Does Political Ambiguity Pay? Corporate Campaign Contributions and the Rewards to Legislator Reputation
Randall S. Kroszner
Booth School of Business, University of Chicago; National Bureau of Economic Research (NBER)
George Mason University - Buchanan Center Political Economy; CESifo (Center for Economic Studies and Ifo Institute for Economic Research)
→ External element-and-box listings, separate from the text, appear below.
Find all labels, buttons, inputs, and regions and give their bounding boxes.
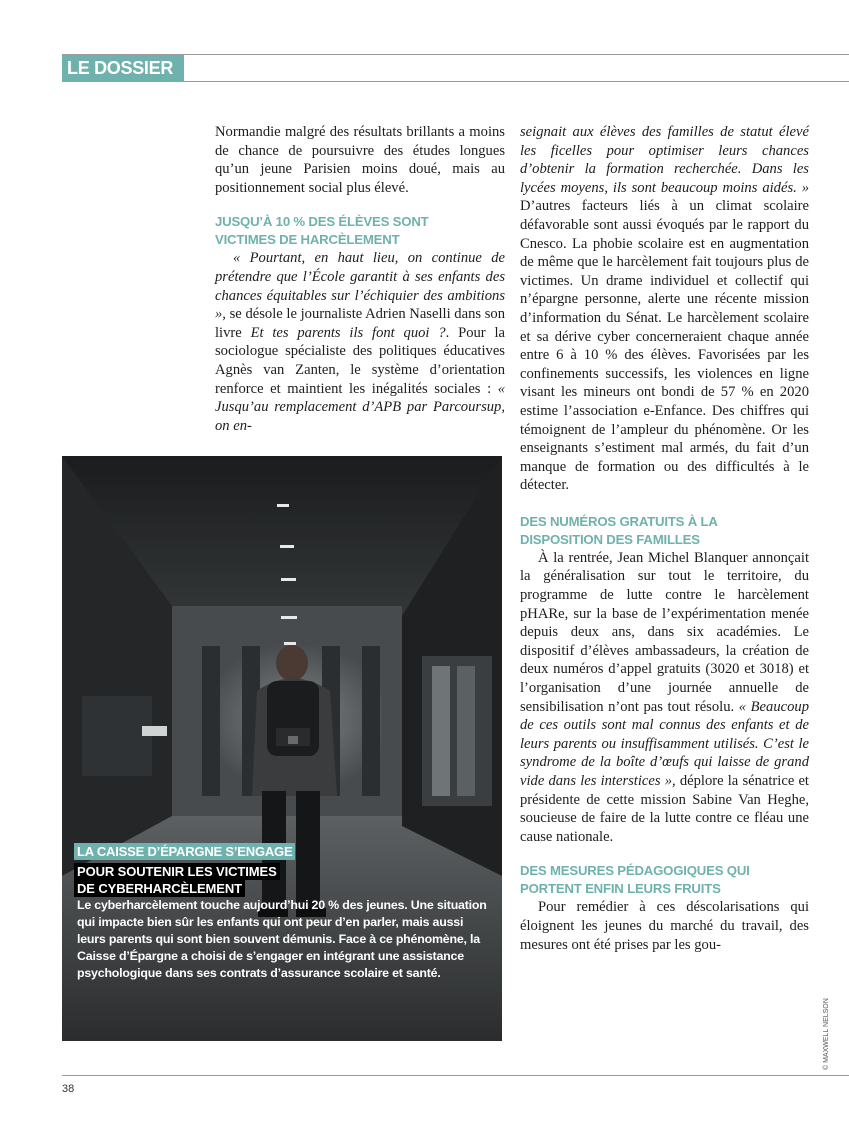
box-kicker: LA CAISSE D’ÉPARGNE S’ENGAGE <box>74 843 295 860</box>
paragraph: Pour remédier à ces déscolarisations qui éloignent les jeunes du marché du travail, des mesures ont été prises par les gou- <box>520 899 809 953</box>
section-label: LE DOSSIER <box>62 55 184 82</box>
right-column <box>520 123 809 954</box>
paragraph: seignait aux élèves des familles de statut élevé les ficelles pour optimiser leurs chances d’obtenir la formation recherchée. Dans les lycées moyens, ils sont beaucoup moins aidés. » D’autres facteurs liés à un climat scolaire défavorable sont aussi évoqués par le rapport du Cnesco. La phobie scolaire est en augmentation de même que le harcèlement fait toujours plus de victimes. Un drame individuel et collectif qui n’épargne personne, alerte une récente mission d’information du Sénat. Le harcèlement scolaire et sa dérive cyber concerneraient chaque année entre 6 à 10 % des élèves. Favorisées par les confinements successifs, les violences en ligne visant les mineurs ont bondi de 57 % en 2020 estime l’association e-Enfance. Des chiffres qui témoignent de l’ampleur du phénomène. Or les enseignants s’estiment mal armés, du fait d’un manque de formation ou des difficultés à le détecter. <box>520 124 809 494</box>
footer-rule <box>62 1075 849 1076</box>
paragraph: Normandie malgré des résultats brillants a moins de chance de poursuivre des études longues qu’un jeune Parisien moins doué, mais au positionnement social plus élevé. <box>215 124 505 196</box>
section-heading: DES NUMÉROS GRATUITS À LA DISPOSITION DES FAMILLES <box>520 513 718 547</box>
section-heading: JUSQU’À 10 % DES ÉLÈVES SONT VICTIMES DE HARCÈLEMENT <box>215 214 429 248</box>
paragraph: À la rentrée, Jean Michel Blanquer annonçait la généralisation sur tout le territoire, du programme de lutte contre le harcèlement pHARe, sur la base de l’expérimentation menée depuis deux ans, dans six académies. Le dispositif d’élèves ambassadeurs, la création de deux numéros d’appel gratuits (3020 et 3018) et l’organisation d’une journée annuelle de sensibilisation n’ont pas tout résolu. « Beaucoup de ces outils sont mal connus des enfants et de leurs parents ou insuffisamment utilisés. C’est le syndrome de la boîte d’œufs qui laisse de grand vide dans les interstices », déplore la sénatrice et présidente de cette mission Sabine Van Heghe, soucieuse de faire de la lutte contre ce fléau une cause nationale. <box>520 549 809 845</box>
box-body: Le cyberharcèlement touche aujourd’hui 20 % des jeunes. Une situation qui impacte bien sûr les enfants qui ont peur d’en parler, mais aussi leurs parents qui sont bien souvent démunis. Face à ce phénomène, la Caisse d’Épargne a choisi de s’engager en intégrant une assistance psychologique dans ses contrats d’assurance scolaire et santé. <box>77 898 487 980</box>
paragraph: « Pourtant, en haut lieu, on continue de prétendre que l’École garantit à ses enfants des chances équitables sur l’échiquier des ambitions », se désole le journaliste Adrien Naselli dans son livre Et tes parents ils font quoi ?. Pour la sociologue spécialiste des politiques éducatives Agnès van Zanten, le système d’orientation renforce et maintient les inégalités sociales : « Jusqu’au remplacement d’APB par Parcoursup, on en- <box>215 250 505 434</box>
box-title-line: DE CYBERHARCÈLEMENT <box>74 880 245 897</box>
section-heading: DES MESURES PÉDAGOGIQUES QUI PORTENT ENFIN LEURS FRUITS <box>520 863 750 897</box>
left-column <box>215 123 505 435</box>
box-title-line: POUR SOUTENIR LES VICTIMES <box>74 863 280 880</box>
header-rule-bottom <box>184 81 849 82</box>
photo-credit: © MAXWELL NELSON <box>823 998 830 1070</box>
page-number: 38 <box>62 1083 75 1095</box>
NBER Working Paper No. w7475
Do politicians tend to follow a strategy of ambiguity in their policy positions or a strategy of reputational development to reduce uncertainty about where they stand? Ambiguity could allow a legislator to avoid alienating constituents and to play rival interests off against each other to maximize campaign contributions. Alternatively, reputational clarity could help to reduce uncertainty about a candidate and lead to high campaign contributions from favored interests. We outline a theory that considers conditions under which a politician would and would not prefer reputational development and policy-stance clarity in the context of repeat dealing with special interests. Our proxy for reputational development is the percent of repeat givers to a legislator. Using data on corporate political action committee contributions (PACs) to members of the U.S. House during the seven electoral cycles from 1983/84 to 1995/96, we find that legislators do not appear to follow a strategy of ambiguity and that high reputational development is rewarded with high PAC contributions.